Web Operations is a terrific book. Baron Schwarz’s chapter on web-centric database is especially strong. For databases that serve web sites, availability is key. This is a change from traditional systems, for example back office financial database where consistency was probably most important. Web based databases tend to be read dominated and deal with simple queries. Writes, when they occur, tend to affect only a single row. Schwarz emphasizes simplicity wherever possible, to the extent of avoiding stored procedures, foreign key constraints, triggers or views. These features negatively affect performance and complicate solution that address scaling.
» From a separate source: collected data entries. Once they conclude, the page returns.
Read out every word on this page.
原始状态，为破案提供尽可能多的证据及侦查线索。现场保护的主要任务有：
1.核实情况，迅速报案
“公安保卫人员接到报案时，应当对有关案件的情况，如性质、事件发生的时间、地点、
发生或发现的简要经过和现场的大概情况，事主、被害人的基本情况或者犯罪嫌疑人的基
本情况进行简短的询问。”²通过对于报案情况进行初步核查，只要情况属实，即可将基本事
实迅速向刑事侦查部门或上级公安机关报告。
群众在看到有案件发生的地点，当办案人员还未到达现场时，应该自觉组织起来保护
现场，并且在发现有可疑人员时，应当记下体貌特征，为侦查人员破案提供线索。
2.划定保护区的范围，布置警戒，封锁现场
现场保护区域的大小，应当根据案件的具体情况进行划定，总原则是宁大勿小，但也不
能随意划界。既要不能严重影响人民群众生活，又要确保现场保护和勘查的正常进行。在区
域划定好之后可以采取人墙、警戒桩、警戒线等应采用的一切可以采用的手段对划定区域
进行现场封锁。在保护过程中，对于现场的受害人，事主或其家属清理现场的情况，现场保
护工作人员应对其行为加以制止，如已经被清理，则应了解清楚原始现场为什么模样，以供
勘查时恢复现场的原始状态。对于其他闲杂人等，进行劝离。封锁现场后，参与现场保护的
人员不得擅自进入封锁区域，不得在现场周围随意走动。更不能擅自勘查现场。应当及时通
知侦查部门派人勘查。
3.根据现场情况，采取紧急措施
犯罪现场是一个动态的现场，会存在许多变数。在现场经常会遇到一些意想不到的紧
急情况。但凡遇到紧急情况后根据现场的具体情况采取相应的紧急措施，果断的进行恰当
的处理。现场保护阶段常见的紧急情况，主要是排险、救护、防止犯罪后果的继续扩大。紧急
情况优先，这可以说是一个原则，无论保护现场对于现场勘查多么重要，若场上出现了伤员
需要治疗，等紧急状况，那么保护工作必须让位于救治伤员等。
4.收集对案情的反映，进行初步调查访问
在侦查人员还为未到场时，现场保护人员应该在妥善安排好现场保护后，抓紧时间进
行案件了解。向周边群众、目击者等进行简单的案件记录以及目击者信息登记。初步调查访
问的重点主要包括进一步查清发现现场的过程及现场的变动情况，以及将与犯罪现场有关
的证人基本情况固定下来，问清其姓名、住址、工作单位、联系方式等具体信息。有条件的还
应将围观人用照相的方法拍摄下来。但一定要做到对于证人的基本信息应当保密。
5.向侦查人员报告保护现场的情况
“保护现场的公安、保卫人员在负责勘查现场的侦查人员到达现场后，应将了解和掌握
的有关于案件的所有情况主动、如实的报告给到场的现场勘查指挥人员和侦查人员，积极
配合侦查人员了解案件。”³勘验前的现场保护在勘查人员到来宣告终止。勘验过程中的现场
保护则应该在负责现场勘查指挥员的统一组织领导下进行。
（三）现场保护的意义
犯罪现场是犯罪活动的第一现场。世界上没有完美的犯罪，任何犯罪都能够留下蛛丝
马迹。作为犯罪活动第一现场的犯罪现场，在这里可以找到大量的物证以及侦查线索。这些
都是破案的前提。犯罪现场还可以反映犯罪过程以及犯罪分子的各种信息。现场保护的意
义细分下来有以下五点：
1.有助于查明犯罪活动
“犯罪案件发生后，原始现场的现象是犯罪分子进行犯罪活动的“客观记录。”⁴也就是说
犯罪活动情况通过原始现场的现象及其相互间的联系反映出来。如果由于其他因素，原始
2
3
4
When trying to improve performance, caching is usually an easy win. Its also important to apply user quotas to potentially costly resources. (For example, enforcing a maximum number of friends may significantly decrease the load to compute a page.) Since web applications are read dominated, they can often be supported by a database servers in a master/slave hierarchy. Only database writes are sent directly to the master. These updates are duplicated on the slaves in a timely manner. All read operations use a slave server. One slave is often assigned to backup and computationally expensive tasks. Instead of master/slave servers one can use knowledge about the application and partition the database across functional requirements. Instead of a series of identical slaves, the data is divided based on value, required access time or some other intelligent metric.
Schwartz gives a nice discussion of sharding and why it often isn’t he right solution. Under a section titled more risky solutions that should not be used, he lists multiple write masters, multilevel replication, ring replication, and entity attribute value databases.
Date: February 27, 2011